Buck,
The rebarrel shouldn't appreciably affect the value of the gun in the condition you describe, and you can certainly save the barrel to put back on the gun if you think otherwise. If you don't, and are willing to experiment, see if you can get the use of a borescope to check out the throat. If it's not destroyed, I would consider recrowning before I'd give up on it. If it is destroyed, you don't care if you make things worse, so trying a little light firelapping with 400 grit abrasive to clean the throat up and see if that smooths out. David Tubb claims he can double throat life that way with his kits, but you can roll your own.
I've twice had commercial production barrels, one from Remington in .222 and one from Savage in .308, that would consistently shoot under 3/8 moa (with tuned loads) as they came from the factory. So I'm not convinced you always get what you pay for in high end barrels. If you are competing in benchrest, and need to get your groups tighter than that, then more expensive barrels may have some appeal. Even those can be screwed up by poor chambering, though, so be sure you have a smith who cares about that part of the job and gets you a truly bore-axis concentric chamber and throat.
John Krieger has a note on his web site saying that, even though he is making 5R barrels in limited calibers, he can't detect any advantage. He's just responding to demand. I think that when 5R was selected for the M24 sniper system, that gave it a huge publicity advantage. (Maybe Boots Obermeyer (another barrel maker name for you) was consulted on that project; I don't know?)

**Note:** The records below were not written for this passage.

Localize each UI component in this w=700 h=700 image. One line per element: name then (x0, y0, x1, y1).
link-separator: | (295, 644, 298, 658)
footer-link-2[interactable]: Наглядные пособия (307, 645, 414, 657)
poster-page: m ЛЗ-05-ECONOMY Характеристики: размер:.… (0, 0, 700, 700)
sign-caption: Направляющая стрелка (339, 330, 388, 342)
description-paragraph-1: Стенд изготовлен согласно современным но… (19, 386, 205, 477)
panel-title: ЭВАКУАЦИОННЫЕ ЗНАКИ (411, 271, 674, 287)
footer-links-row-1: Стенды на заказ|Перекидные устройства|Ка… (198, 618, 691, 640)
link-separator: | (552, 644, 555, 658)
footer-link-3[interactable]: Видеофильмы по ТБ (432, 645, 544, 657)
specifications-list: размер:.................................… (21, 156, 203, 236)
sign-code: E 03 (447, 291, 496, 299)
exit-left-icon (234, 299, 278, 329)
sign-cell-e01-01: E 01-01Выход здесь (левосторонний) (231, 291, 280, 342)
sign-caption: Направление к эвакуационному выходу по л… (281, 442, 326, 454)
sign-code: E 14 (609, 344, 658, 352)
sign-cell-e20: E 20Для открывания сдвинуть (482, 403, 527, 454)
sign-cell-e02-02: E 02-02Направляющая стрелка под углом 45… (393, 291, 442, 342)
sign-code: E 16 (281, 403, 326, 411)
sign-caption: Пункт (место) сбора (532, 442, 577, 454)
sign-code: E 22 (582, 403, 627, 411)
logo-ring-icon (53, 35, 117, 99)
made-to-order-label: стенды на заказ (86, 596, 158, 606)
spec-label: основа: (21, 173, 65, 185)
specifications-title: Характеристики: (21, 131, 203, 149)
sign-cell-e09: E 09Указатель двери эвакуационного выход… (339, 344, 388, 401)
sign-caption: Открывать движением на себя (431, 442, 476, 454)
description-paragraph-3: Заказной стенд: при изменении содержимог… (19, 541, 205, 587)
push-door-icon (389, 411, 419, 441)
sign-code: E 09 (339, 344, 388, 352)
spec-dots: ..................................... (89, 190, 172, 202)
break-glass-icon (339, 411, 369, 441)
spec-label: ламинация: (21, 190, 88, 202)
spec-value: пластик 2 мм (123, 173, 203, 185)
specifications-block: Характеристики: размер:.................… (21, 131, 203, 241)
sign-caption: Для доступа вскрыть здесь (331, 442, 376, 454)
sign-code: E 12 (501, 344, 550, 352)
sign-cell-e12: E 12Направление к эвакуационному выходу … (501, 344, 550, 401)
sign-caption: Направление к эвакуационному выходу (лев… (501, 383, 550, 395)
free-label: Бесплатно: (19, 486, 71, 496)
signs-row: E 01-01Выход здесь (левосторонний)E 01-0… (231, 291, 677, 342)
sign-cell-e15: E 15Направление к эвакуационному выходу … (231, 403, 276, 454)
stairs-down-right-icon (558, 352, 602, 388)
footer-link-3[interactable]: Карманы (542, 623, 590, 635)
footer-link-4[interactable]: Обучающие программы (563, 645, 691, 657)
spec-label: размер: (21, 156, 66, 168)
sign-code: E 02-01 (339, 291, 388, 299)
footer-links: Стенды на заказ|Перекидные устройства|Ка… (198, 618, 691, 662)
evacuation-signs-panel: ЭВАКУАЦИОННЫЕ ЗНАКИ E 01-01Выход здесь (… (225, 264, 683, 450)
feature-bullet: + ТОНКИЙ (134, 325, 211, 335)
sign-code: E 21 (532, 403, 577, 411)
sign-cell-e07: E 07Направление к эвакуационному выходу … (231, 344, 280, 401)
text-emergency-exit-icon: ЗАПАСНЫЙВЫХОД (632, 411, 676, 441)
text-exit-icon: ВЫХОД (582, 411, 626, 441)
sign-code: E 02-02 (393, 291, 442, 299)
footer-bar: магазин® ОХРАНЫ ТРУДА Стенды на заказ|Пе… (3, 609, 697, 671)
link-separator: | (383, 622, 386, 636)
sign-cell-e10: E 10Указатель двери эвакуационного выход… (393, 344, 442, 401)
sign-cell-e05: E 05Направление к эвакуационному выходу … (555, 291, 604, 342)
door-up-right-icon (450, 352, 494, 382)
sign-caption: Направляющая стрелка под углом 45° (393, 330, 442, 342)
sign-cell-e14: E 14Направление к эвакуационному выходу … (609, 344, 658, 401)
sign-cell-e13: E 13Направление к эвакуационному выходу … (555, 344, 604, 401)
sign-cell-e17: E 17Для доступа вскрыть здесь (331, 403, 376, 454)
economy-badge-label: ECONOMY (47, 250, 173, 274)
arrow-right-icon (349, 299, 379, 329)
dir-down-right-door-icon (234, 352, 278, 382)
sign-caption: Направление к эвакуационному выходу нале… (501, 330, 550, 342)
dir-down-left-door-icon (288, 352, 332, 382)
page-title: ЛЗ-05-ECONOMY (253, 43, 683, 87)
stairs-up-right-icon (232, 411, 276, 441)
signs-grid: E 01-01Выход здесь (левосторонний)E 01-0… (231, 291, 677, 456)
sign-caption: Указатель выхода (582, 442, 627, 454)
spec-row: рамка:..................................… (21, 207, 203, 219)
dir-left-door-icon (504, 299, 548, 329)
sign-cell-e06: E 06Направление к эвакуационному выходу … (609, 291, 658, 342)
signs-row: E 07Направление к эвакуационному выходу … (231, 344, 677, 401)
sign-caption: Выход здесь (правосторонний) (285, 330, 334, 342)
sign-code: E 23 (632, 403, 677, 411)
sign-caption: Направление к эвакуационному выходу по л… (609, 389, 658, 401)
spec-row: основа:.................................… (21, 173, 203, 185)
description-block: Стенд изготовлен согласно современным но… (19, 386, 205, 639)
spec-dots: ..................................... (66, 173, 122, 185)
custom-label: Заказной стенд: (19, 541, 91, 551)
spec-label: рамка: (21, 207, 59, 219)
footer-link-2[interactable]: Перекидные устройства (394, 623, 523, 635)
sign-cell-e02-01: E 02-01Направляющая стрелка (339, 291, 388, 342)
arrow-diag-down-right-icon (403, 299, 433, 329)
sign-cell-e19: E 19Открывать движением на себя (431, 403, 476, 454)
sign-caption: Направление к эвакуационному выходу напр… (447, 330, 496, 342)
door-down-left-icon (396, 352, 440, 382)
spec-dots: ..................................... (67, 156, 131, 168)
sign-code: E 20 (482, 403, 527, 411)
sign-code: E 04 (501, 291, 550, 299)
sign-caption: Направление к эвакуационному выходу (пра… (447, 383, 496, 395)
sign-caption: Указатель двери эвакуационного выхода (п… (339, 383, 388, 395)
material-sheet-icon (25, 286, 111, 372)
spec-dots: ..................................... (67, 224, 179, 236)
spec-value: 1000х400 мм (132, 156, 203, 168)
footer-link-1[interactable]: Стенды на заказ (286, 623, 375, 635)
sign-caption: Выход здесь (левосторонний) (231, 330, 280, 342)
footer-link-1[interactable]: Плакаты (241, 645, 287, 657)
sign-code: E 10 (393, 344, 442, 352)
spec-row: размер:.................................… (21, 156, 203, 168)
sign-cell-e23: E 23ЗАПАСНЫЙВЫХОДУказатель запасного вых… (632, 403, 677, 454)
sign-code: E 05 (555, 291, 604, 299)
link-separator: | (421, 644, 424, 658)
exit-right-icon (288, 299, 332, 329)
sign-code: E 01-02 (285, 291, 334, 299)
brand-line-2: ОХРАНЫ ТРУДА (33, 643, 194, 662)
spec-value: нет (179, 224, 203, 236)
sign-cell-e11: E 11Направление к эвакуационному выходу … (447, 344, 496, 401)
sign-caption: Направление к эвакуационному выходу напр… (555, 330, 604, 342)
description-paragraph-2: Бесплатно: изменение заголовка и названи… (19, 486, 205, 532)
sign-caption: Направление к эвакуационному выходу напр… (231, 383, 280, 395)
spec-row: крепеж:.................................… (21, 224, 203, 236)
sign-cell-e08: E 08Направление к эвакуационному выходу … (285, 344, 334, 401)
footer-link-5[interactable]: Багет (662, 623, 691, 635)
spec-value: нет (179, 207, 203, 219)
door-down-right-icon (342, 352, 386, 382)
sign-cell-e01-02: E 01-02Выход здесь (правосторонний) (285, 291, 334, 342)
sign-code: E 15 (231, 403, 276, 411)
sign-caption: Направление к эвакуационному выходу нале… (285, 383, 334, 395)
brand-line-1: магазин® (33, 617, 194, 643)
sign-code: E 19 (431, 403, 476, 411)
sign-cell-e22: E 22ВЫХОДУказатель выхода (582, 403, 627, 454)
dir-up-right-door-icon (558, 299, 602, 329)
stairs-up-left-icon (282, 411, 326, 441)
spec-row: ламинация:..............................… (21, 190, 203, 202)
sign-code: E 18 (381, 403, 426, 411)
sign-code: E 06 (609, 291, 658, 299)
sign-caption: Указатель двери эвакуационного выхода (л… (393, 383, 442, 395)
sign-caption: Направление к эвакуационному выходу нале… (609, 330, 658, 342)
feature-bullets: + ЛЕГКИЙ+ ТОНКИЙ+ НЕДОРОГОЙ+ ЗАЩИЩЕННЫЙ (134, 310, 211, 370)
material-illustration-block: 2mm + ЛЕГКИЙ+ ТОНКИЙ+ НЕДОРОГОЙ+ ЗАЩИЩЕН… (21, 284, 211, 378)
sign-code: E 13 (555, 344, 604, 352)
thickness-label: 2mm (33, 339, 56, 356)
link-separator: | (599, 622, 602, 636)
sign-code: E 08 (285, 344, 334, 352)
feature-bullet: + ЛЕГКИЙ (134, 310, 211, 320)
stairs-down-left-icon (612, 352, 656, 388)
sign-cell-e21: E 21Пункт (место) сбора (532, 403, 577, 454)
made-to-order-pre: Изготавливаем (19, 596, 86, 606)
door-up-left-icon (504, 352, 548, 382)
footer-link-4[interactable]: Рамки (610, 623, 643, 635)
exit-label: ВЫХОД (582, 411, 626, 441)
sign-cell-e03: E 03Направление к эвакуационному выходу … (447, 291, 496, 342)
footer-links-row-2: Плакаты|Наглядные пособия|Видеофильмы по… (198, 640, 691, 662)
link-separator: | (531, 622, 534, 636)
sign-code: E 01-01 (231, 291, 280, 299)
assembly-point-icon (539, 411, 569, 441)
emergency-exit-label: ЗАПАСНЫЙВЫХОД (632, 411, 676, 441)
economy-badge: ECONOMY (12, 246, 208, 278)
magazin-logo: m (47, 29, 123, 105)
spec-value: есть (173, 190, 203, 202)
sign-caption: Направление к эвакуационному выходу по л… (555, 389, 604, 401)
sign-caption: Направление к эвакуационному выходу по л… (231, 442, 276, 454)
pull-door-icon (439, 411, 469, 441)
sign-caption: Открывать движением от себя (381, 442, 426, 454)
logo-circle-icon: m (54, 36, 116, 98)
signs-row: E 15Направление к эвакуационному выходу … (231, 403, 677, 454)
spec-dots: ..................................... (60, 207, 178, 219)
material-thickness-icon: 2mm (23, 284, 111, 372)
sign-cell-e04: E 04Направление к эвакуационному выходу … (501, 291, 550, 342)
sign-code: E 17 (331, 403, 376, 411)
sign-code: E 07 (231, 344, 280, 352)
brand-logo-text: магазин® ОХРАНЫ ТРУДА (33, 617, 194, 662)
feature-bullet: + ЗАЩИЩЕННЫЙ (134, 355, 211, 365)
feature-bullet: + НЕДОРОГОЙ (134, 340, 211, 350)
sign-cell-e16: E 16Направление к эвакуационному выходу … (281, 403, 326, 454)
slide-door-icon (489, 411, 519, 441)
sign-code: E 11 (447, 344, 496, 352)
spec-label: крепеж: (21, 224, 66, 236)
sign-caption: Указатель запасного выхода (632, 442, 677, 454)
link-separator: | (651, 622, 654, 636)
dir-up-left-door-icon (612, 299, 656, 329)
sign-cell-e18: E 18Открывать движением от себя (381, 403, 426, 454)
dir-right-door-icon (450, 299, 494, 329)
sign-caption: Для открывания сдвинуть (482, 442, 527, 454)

I have to say that some of the barrel life reports on the M24 have been almost impossible to believe. Fellows getting 15,000 or even 20,000 rounds and still grouping 1/2 moa. Normal service rifle match life for a .308 barrel is about 3,000 rounds for chrome-moly steel, and 3500 for stainless. That includes almost 40%-50% of the rounds being shot rapid fire, which heats things up a lot more than sniper slow fire. Still, getting over 5,000 rounds is exceptional even without rapid fire.
I have no idea what the 5R aspect has to do with that long barrel life, if anything, since I don't know what steel they are using or how it's treated. I do know from the one Gunsite class I took under sniper instructors, that standard sniper training includes cleaning every 10 rounds, which may affect life by removing carbon before it hardens (see post 25,
here). Lots of folks comment that many barrels are ruined by over-cleaning, and I've seen more than a few of those looking through racks of well-used service rifles, but I think that's mainly due to bad cleaning technique and equipment.